In a stunning display of unity, thousands of dealerships nationwide have joined forces to express their concerns about proposed federal regulations that could hasten the transition to battery-electric vehicles. The plea, extensively addressed to President Joe Biden, implores a reconsideration of the Environmental Protection Agency’s (EPA) contentious proposal. This plan aims for a whopping 60 percent of new-vehicle sales to be battery-powered by the 2030 model year, with an even higher target of 67 percent by 2032.
The dealerships, representing a diverse range of car brands and spanning states such as California, Michigan, Colorado, and New York, have come together to advocate for a more measured approach to the electric vehicle (EV) transition. They argue that the proposed regulations are exceeding consumer readiness for fully electric vehicles.
Among the key concerns highlighted in the letter is the current lack of infrastructure support for potential EV adopters. The dealerships stress that reliable charging networks, vehicle affordability, and ongoing “range anxiety” remain significant barriers to widespread electric vehicle adoption. While legislative efforts like the Infrastructure Investment and Jobs Act of 2021 and the Inflation Reduction Act of 2022 have allocated substantial federal funding for a national EV charging network and other challenges, the dealerships contend that more time is necessary to fully address these concerns.
The letter from the dealerships emphasizes that rushing the transition to electric vehicles is not in the best interest of consumers. They argue that additional time is needed for advancements in battery technology, increased affordability of EVs, and expanded charging infrastructure. Spearheaded by Mickey Anderson, CEO of Baxter Auto Group, the letter sheds light on the absence of the consumer’s voice in the ongoing EV transition discourse.
Anderson asserts that the issue has become overly politicized and emphasizes that it is not a matter of red or blue states, nor is it a pro-BEV or pro-oil debate.
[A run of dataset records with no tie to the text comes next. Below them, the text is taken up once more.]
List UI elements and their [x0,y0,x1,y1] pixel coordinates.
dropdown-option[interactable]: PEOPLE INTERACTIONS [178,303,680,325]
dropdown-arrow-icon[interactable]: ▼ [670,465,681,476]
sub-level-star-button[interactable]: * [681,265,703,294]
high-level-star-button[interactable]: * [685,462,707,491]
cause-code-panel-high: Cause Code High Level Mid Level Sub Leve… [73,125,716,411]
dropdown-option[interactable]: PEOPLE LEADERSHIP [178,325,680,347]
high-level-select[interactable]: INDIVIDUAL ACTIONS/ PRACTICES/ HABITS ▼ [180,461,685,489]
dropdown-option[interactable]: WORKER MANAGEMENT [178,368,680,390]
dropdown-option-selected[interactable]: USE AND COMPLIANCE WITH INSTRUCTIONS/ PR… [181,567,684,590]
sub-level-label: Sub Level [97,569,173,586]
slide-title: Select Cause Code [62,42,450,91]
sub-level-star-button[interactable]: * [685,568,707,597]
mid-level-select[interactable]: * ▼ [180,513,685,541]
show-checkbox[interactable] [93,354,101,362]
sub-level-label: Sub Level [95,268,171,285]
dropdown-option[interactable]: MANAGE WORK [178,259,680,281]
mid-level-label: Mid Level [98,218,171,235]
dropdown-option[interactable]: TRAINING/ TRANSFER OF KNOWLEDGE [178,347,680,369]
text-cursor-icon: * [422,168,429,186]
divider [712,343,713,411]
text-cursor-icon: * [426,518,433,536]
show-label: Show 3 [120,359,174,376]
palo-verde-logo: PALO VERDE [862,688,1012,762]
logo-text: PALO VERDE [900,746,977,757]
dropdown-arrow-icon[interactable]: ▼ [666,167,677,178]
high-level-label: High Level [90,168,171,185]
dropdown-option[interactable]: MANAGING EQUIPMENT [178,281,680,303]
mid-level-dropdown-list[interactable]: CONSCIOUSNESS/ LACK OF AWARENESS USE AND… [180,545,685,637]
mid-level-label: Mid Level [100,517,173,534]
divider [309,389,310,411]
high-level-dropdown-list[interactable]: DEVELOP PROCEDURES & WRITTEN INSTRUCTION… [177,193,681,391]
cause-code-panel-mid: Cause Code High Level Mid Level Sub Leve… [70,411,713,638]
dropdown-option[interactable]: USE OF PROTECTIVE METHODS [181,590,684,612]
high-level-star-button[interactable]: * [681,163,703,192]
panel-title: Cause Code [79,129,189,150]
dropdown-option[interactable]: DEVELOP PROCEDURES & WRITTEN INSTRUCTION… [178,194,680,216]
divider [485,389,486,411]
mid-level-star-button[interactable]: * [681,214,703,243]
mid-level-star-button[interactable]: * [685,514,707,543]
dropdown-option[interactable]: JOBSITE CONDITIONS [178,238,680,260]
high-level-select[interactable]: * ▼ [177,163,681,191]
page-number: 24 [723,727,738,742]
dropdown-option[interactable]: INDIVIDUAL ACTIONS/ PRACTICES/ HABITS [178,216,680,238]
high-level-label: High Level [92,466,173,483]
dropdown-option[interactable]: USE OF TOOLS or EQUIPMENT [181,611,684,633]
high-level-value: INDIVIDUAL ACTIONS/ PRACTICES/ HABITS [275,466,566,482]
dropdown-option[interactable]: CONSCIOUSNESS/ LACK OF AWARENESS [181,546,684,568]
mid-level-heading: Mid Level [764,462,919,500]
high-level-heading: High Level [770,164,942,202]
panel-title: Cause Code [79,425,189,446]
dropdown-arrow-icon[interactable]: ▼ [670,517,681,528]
Instead, the focus should be on the American consumer. With this in mind, Anderson initiated the process of collecting signatures in early November, aiming to ensure that the opinions and concerns of dealers and customers are given due consideration in policy discussions.
The full list of dealerships that have endorsed this letter can be found at the source link below.
As the automotive industry navigates the path towards electrification, it is clear that there are differing opinions on the timeline and approach. While some dealerships and industry players are eager to embrace the shift to electric vehicles, others argue that a more measured and consumer-centered approach is necessary. As the electric revolution continues to unfold, it is crucial to find a balance that addresses the concerns of all stakeholders, ensures consumer readiness, and ultimately results in a sustainable and successful transition to electric transportation.